U.S. Shale, Technological Advances And An Oil Services ETF

Includes: APA, CAT, HAL, OIH
by: Jeff Williams

As the U.S. is focusing on reducing its dependence on others for its oil and gas, this has created significant opportunities for many investors. Currently, the International Energy Agency (NASDAQ:IEA) is forecasting the U.S. to become the world's largest oil producer by 2020, while the B.P. PLC's (BP) energy outlook is predicting the U.S. to be 99% self-sufficient in energy by 2030.

As the U.S. is focusing on becoming self-sufficient in energy by 2030, the country is looking at tight oil and shale gas as a one of the main sources for its oil and gas production. As the map below indicates, the U.S. has plenty of oil and gas reserves and at predicted current consumption rates, the IEA estimates that the U.S. has around 92 years of technically recoverable natural gas reserves. Technically recoverable reserves consist of "proved reserves" and "unproved resources." As the U.S. has enough oil and gas to sustain itself for many years this will open the door for many investment opportunities. One sector that will directly benefit from U.S. becoming self-sufficient in energy is the oil and gas service sector.

Chart sources by (EIA)

As we can see from the chart below, shale gas will lead the growth in gas production for the next 30 years.
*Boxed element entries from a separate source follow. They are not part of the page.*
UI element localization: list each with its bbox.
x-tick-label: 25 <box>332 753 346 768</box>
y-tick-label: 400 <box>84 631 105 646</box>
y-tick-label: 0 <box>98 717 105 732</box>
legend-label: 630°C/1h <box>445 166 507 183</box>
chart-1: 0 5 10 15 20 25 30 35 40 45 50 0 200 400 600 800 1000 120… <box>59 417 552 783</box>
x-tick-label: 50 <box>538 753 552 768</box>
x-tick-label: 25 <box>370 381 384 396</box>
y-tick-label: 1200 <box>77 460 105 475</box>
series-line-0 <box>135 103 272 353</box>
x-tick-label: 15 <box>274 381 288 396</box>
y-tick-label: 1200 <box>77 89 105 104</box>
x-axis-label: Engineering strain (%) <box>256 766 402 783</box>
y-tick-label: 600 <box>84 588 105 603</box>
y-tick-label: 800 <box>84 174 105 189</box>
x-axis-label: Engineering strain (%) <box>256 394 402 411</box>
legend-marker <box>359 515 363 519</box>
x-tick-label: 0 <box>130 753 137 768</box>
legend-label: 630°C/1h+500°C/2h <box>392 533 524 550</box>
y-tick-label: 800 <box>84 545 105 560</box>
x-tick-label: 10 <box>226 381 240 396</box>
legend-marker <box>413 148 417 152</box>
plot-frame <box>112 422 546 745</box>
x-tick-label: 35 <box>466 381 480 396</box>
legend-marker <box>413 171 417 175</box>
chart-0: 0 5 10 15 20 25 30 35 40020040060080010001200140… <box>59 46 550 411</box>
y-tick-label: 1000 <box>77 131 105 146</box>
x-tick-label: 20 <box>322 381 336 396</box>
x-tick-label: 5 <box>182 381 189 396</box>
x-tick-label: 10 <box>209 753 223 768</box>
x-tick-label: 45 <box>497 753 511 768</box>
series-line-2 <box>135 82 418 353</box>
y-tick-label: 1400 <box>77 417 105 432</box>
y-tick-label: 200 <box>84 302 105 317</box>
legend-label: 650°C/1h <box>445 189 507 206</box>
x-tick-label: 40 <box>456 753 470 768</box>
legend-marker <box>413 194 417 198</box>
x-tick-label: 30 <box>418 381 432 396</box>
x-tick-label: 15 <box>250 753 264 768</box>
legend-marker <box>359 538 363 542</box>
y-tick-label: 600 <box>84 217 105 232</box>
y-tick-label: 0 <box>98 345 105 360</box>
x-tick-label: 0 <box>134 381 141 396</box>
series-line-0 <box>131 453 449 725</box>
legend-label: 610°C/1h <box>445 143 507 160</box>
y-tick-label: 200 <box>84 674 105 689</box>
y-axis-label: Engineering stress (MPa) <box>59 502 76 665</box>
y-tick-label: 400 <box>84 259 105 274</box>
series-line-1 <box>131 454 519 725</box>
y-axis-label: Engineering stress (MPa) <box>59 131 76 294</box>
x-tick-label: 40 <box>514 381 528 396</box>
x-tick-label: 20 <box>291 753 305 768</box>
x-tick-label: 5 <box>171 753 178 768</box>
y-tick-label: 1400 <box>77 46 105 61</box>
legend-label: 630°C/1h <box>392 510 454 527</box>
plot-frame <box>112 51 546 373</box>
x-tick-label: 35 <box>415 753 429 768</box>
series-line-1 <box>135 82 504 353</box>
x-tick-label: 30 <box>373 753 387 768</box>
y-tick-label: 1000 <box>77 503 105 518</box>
According to the British Petroleum 2030 energy outlook, one of the main drivers that has enabled the U.S. to access the oil and gas is the increase in technology. From an investment outlook the companies that provide the greatest opportunity to access these reserves economically, environmentally, and safely will provide some of the greatest investment opportunities.

Over the last ten years, there has been some major advances in technology that has made it economically viable to access the shale oil and gas. The introduction of horizontal drilling, hydraulic fracturing as well as improved safety regulations have created a safer and more cost effective ways to access the shale oil and gas.

As advancement in the industry improve into the future this will create investment opportunities. Recently, one example of some companies teaming up to create more cost effective and environmentally safer ways to access these resources is Caterpillar inc. (NYSE:CAT), Halliburton Inc. (NYSE:HAL) and Apache Energy (APA). These three companies have been involved in producing and begining to use Dynamic Gas Blending (DGB) engine technology. According to businesswire.com "the Dynamic Gas Blending kit allows customers to reduce fuel costs and meet changing emissions regulations by utilizing a wide range of gaseous fuels in their existing diesel generator sets. The kit also recently successfully completed an extensive field test for Encana Oil & Gas Inc (NYSE:ECA).

According to Halliburton's January 11th press release "We anticipate that in the not-so-distant future, these DGB engines can be easily retrofitted to efficiently burn available on-site conditioned field gas, thereby saving operators additional fuel transport costs."

This is one recent example of how a company within gas and oil service industry is advancing technology to create more cost effective, environmentally safer ways to extract oil and gas from the earth.

As it is very challenging to predict which company or companies will produce technologies that will advance the shale boom in the U.S. one way to invest in these advancements is to buy an Oil Services ETF. Investing in an ETF will allow the investor to access all of the benefits that a particular sector has without all of the risk of investing in one company.

One ETF by Market Vectors that can be used to invest in the oil and gas service industry is Market Vectors Oil Services ETF (NYSEARCA:OIH). The Market Vectors Oil Services ETF has many solid companies within its portfolio. Some of the companies within its portfolio include Schlumberger NV (NYSE:SLB), Halliburton Inc. , National Oilwell Varco (NYSE:NOV) and many others. Below is the current and compete list of the holdings within the ETF as of March 19th, 2013. This ETF will provide an investor with a wide range of diversification across the oil and gas service sector.

List provided by (www.vaneck.com)

As the U.S. is focusing on reducing its dependence of oil and gas from other countries this will produce many investment opportunities. One sector that is leading the way regarding technological advancements is the oil and gas service sector. As there are many changes occurring in this sector, a strong way to invest in this sector while diminishing the risk of owning a single company, is through the Market Vectors Oil Services ETF .

Disclosure: I have no positions in any stocks mentioned, and no plans to initiate any positions within the next 72 hours. I wrote this article myself, and it expresses my own opinions. I am not receiving compensation for it (other than from Seeking Alpha). I have no business relationship with any company whose stock is mentioned in this article.